CORLEONE, Sicily — Corleone is a Sicilian medieval hill town whose bloody past began generations before “The Godfather” novels and films borrowed its name for a fictional Mafia don.
It is the birthplace of several convicted real-life Mafia bosses, among them Salvatore “Toto” Riina, the reputed “boss of bosses,” who died Friday at 87 in a prison ward of a northern Italian hospital.
Corleone has witnessed recent signs of rebellion against an entrenched Mafia culture where religious pageants pay tribute to reigning mob bosses, with processions stopping outside the dons’ homes.
A town square is named after two top anti-Mafia magistrates slain by Cosa Nostra bombings in 1992. Inaugurated in 2000, an anti-Mafia museum, together with the International Center for Anti-Mafia documentation, also educates visitors about the fallen heroes in the war against the Sicilian crime syndicate.
When native son Riina was arrested in 1993 in Palermo, schoolchildren ran into Corleone’s streets in joy, rallying behind a banner that read “Finally” — their jubilation a reflection of a new and burgeoning resistance to the Mafia by a younger generation of Sicilians.
But the Mafia’s grip on the town isn’t easily removed.

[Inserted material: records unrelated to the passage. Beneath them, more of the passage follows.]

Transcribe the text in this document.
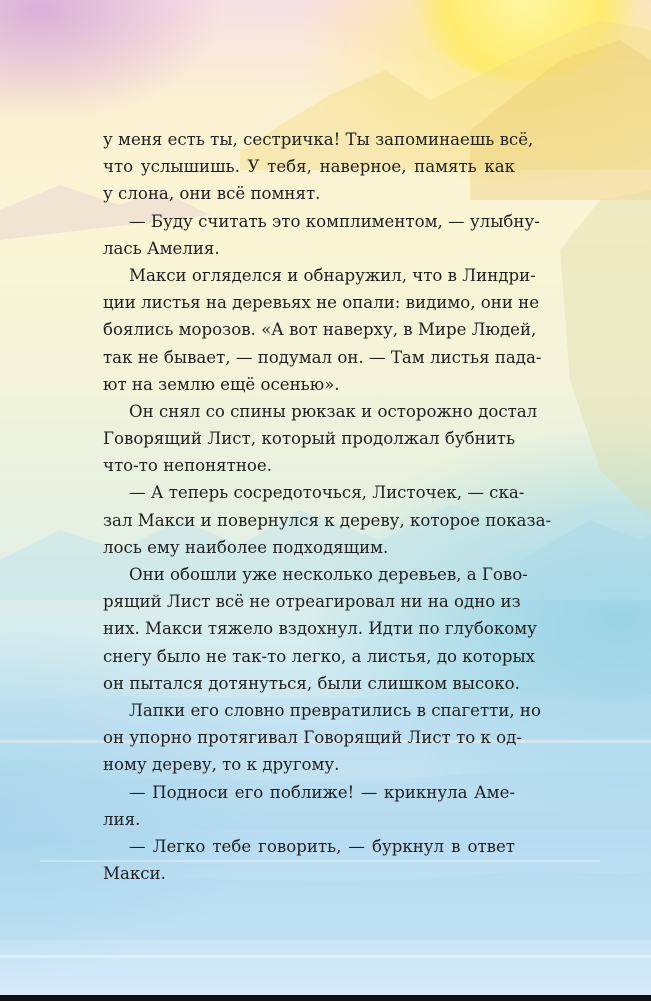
у меня есть ты, сестричка! Ты запоминаешь всё,
что услышишь. У тебя, наверное, память как
у слона, они всё помнят.
— Буду считать это комплиментом, — улыбну-
лась Амелия.
Макси огляделся и обнаружил, что в Линдри-
ции листья на деревьях не опали: видимо, они не
боялись морозов. «А вот наверху, в Мире Людей,
так не бывает, — подумал он. — Там листья пада-
ют на землю ещё осенью».
Он снял со спины рюкзак и осторожно достал
Говорящий Лист, который продолжал бубнить
что-то непонятное.
— А теперь сосредоточься, Листочек, — ска-
зал Макси и повернулся к дереву, которое показа-
лось ему наиболее подходящим.
Они обошли уже несколько деревьев, а Гово-
рящий Лист всё не отреагировал ни на одно из
них. Макси тяжело вздохнул. Идти по глубокому
снегу было не так-то легко, а листья, до которых
он пытался дотянуться, были слишком высоко.
Лапки его словно превратились в спагетти, но
он упорно протягивал Говорящий Лист то к од-
ному дереву, то к другому.
— Подноси его поближе! — крикнула Аме-
лия.
— Легко тебе говорить, — буркнул в ответ
Макси.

Corleone’s City Hall is currently run by authorities sent from Rome’s Interior Ministry after the municipal government was dissolved by government decree due to Mafia infiltration. Local public contracts have long been a traditional source of income for Cosa Nostra.

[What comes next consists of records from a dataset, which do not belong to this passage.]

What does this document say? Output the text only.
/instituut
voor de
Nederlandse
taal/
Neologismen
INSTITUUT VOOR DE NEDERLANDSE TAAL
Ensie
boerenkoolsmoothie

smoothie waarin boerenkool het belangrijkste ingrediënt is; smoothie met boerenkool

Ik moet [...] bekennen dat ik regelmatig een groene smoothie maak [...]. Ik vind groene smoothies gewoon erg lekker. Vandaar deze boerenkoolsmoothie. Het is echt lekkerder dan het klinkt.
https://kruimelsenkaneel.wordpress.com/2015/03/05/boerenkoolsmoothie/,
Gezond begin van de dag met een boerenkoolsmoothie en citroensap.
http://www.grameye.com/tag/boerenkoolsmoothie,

Whether the end of the Riina era will spell change for Corleone was unclear for its citizenry.
Whoever his successor as the top Mafia boss may be, “I know for sure there is still a (Mafia) mentality here that we need to dismantle,” said Mario Alfieri a Corleone pharmacist.
An employee of the anti-Mafia museum, Lorena Pecorella, noted that Riina died in prison, “where it was right for him to die.” She said the town’s negative heritage as a synonym for the Mafia will be difficult to eradicate.

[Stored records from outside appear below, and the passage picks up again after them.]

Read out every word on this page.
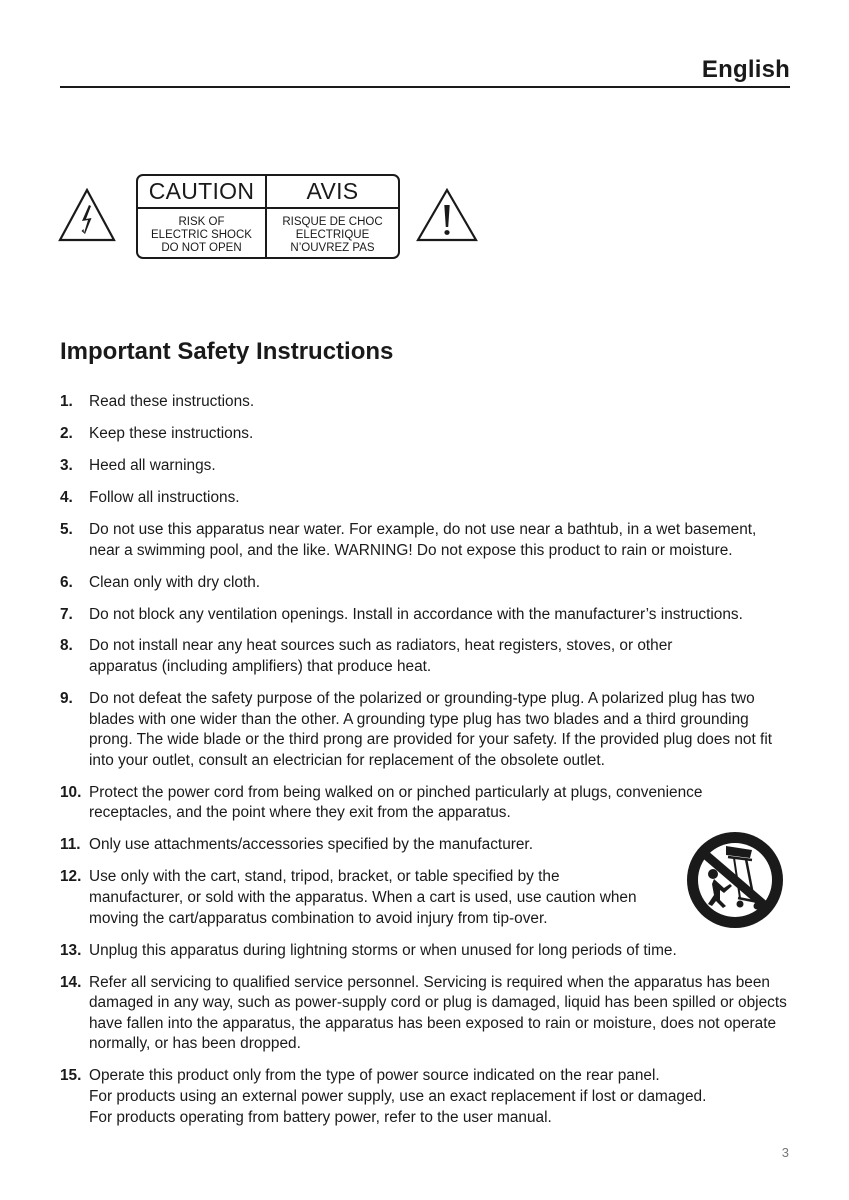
English
CAUTION	AVIS
RISK OF
ELECTRIC SHOCK
DO NOT OPEN
RISQUE DE CHOC
ELECTRIQUE
N’OUVREZ PAS
Important Safety Instructions
1. Read these instructions.
2. Keep these instructions.
3. Heed all warnings.
4. Follow all instructions.
5. Do not use this apparatus near water. For example, do not use near a bathtub, in a wet basement, near a swimming pool, and the like. WARNING! Do not expose this product to rain or moisture.
6. Clean only with dry cloth.
7. Do not block any ventilation openings. Install in accordance with the manufacturer’s instructions.
8. Do not install near any heat sources such as radiators, heat registers, stoves, or other apparatus (including amplifiers) that produce heat.
9. Do not defeat the safety purpose of the polarized or grounding-type plug. A polarized plug has two blades with one wider than the other. A grounding type plug has two blades and a third grounding prong. The wide blade or the third prong are provided for your safety. If the provided plug does not fit into your outlet, consult an electrician for replacement of the obsolete outlet.
10. Protect the power cord from being walked on or pinched particularly at plugs, convenience receptacles, and the point where they exit from the apparatus.
11. Only use attachments/accessories specified by the manufacturer.
12. Use only with the cart, stand, tripod, bracket, or table specified by the manufacturer, or sold with the apparatus. When a cart is used, use caution when moving the cart/apparatus combination to avoid injury from tip-over.
13. Unplug this apparatus during lightning storms or when unused for long periods of time.
14. Refer all servicing to qualified service personnel. Servicing is required when the apparatus has been damaged in any way, such as power-supply cord or plug is damaged, liquid has been spilled or objects have fallen into the apparatus, the apparatus has been exposed to rain or moisture, does not operate normally, or has been dropped.
15. Operate this product only from the type of power source indicated on the rear panel.
For products using an external power supply, use an exact replacement if lost or damaged.
For products operating from battery power, refer to the user manual.
3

“We know the negative heritage he is leaving us young people,” she said.
Old-timers in the town can recall when in the 1950s and 1960s, parents warned children to come home straight from school because Mafia rivalry was exploding into a killing nearly every day. Riina’s predecessor as a top boss, Luciano Liggio, emerged from a string of bloody murders, including one series triggered by the killing of a Mafia don who was a prominent town physician.